Questions to Gillespie become superfluous because his answers are so tangential, often irrelevant and lengthy. But they are honest, open, unfiltered and entertaining ramblings, even amusingly admitting how much he’s enjoying this himself, as he rocks and rolls. His overarching theme of today, by the way, is that modern music is culturally irrelevant
“I just think it’s harder and harder for anyone who’s more extreme to break through into the mainstream anymore,” he rails. “There’s no danger, excitement or experimentation in mass-market music. I was listening to Creedence Clearwater Revival this morning for an hour before you called, and that guy, John Fogarty, really captured the spirit of the times. You can hear the paranoia, the dread, the excitement, the sensuality of dark, heavy f—ing times in America and the world. And that band was huge, they lived at the top of the charts. There’s no mass-market band today that’s capturing the fear, dread, paranoia and the violence in the world. Rock music is completely f—ing irrelevant because it doesn’t mirror what’s happening in the world.”

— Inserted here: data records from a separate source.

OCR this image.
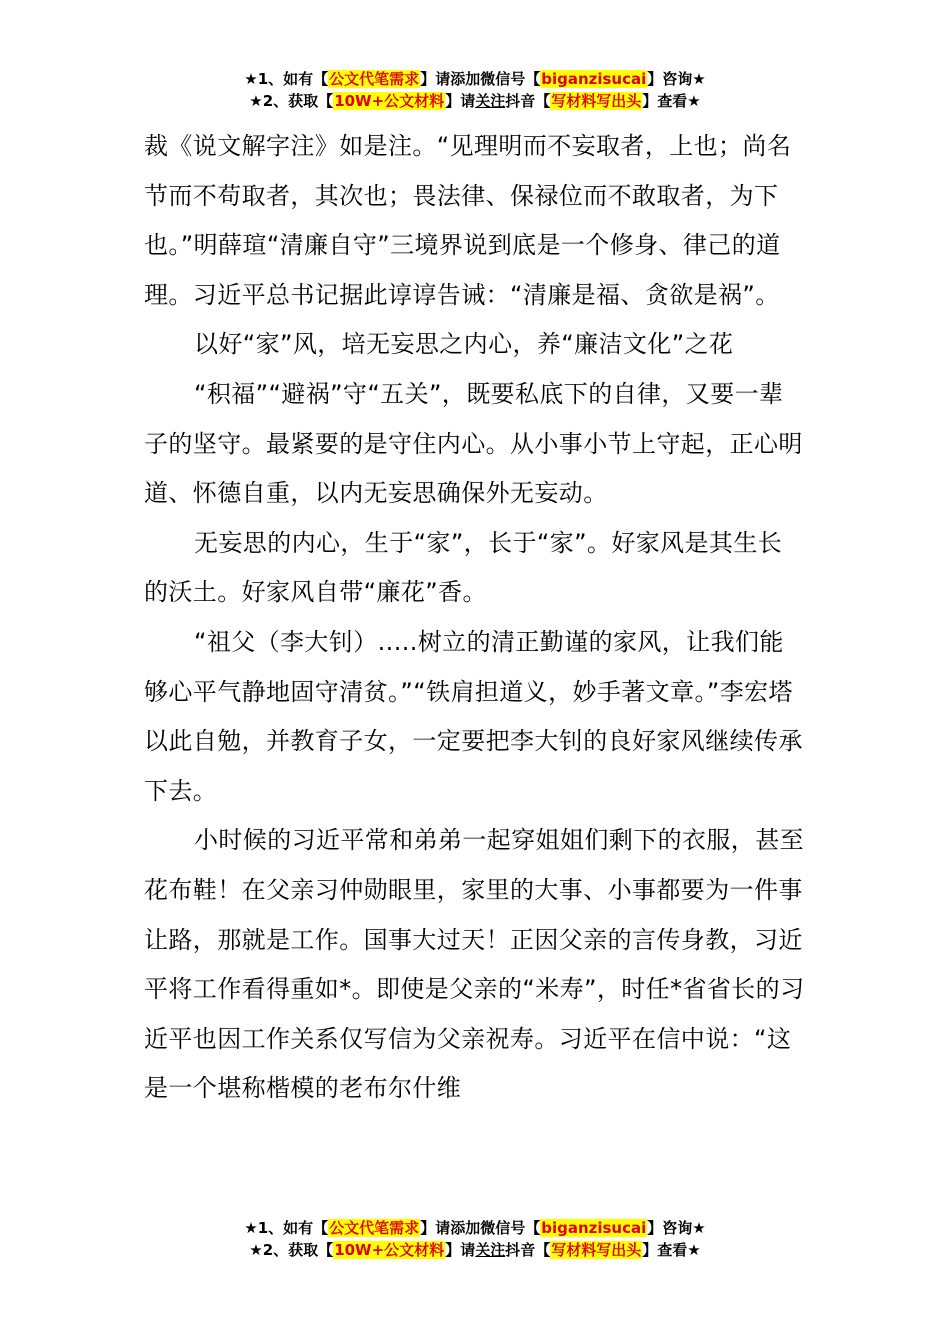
★1、如有【公文代笔需求】请添加微信号【biganzisucai】咨询★
★2、获取【10W+公文材料】请关注抖音【写材料写出头】查看★

裁《说文解字注》如是注。“见理明而不妄取者，上也；尚名节而不苟取者，其次也；畏法律、保禄位而不敢取者，为下也。”明薛瑄“清廉自守”三境界说到底是一个修身、律己的道理。习近平总书记据此谆谆告诫：“清廉是福、贪欲是祸”。

以好“家”风，培无妄思之内心，养“廉洁文化”之花

“积福”“避祸”守“五关”，既要私底下的自律，又要一辈子的坚守。最紧要的是守住内心。从小事小节上守起，正心明道、怀德自重，以内无妄思确保外无妄动。

无妄思的内心，生于“家”，长于“家”。好家风是其生长的沃土。好家风自带“廉花”香。

“祖父（李大钊）.....树立的清正勤谨的家风，让我们能够心平气静地固守清贫。”“铁肩担道义，妙手著文章。”李宏塔以此自勉，并教育子女，一定要把李大钊的良好家风继续传承下去。

小时候的习近平常和弟弟一起穿姐姐们剩下的衣服，甚至花布鞋！在父亲习仲勋眼里，家里的大事、小事都要为一件事让路，那就是工作。国事大过天！正因父亲的言传身教，习近平将工作看得重如*。即使是父亲的“米寿”，时任*省省长的习近平也因工作关系仅写信为父亲祝寿。习近平在信中说：“这是一个堪称楷模的老布尔什维

★1、如有【公文代笔需求】请添加微信号【biganzisucai】咨询★
★2、获取【10W+公文材料】请关注抖音【写材料写出头】查看★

Gillespie, a legendary former hedonist who is a decade clean and sober now, grew up with power and danger in rock music – the Stooges, MC5, Bowie – so his disappointment is palpable.
His entertaining, near-uninterruptible interview-length manifesto covers off issues like why the best bands are constantly recording and touring (“Anyone can build up 10 songs that are pretty good if you write one f—king song a year”) provides a blow-by-blow overview of the stylistic swings of Primal Scream’s era of Screamadelica to XTRMNTR albums (a golden era, talk as long as you like, Bobby!) and opening up lyrically on latest album Chaosmosis (“I had previously shut myself down and also maybe had a fear of revealing myself … and I became a better songwriter”).
Primal Scream’s albums have veered deliriously from one style to the next – from the indie shoegaze of Sonic Flower Groove (1987), acid-house zeitgeist landmark Screamadelica (1991) and retro-rock Give Out But Don’t Give Up (1994), to the cinematic dub-of Vanishing Point (1997) and visceral punk-rave anger of XTRMNTR (2000) and Evil Heat (2002). And there’s still another four albums and 15 years that came after those.
It’s been two years since the Scream released their 11th LP, Chaosmosis, another of their “art experiments” – this time, in writing surprisingly concise pop songs.
That’s a big left turn from a band (remaining constants are Gillespie and guitarist Andrew Innes) who have spent 35 years sticking up a middle finger to any misguided notions that a record label will get a hit out of them. Playing that particular game wasn’t for Primal Scream, Gillespie says.
“In the ’90s, we toured a lot and we were on Sony (Music) and certain things were expected,” he recalls. “There was a certain route to big success – touring a certain way and you played the game and did all of the interviews and the meet-and-greets, but we just kind of thought that this isn’t really for us. So, we cut back, built a studio in London and spent time there trying to write songs using different compositional methods.”
He’s just starting to get going now, but unfortunately time’s up and Gillespie is reluctantly interrupted and informed we need to wrap up.
“Oh … oh … what? Oh shit … I’m so sorry,” Gillespie coos. “What a shite way to do an interview. You hardly got a word in! I’m really sorry.”
Don’t be sorry, Bobby. We could listen to this all day.
Primal Scream play Metropolis, Perth, on Thursday, February 15; HQ, Adelaide, on Friday, February 16; Forum Theatre, Melbourne on Sunday, February 18; Enmore Theatre, Sydney, on Tuesday, February 20; and The Tivoli, Brisbane, on Wednesday, February 21.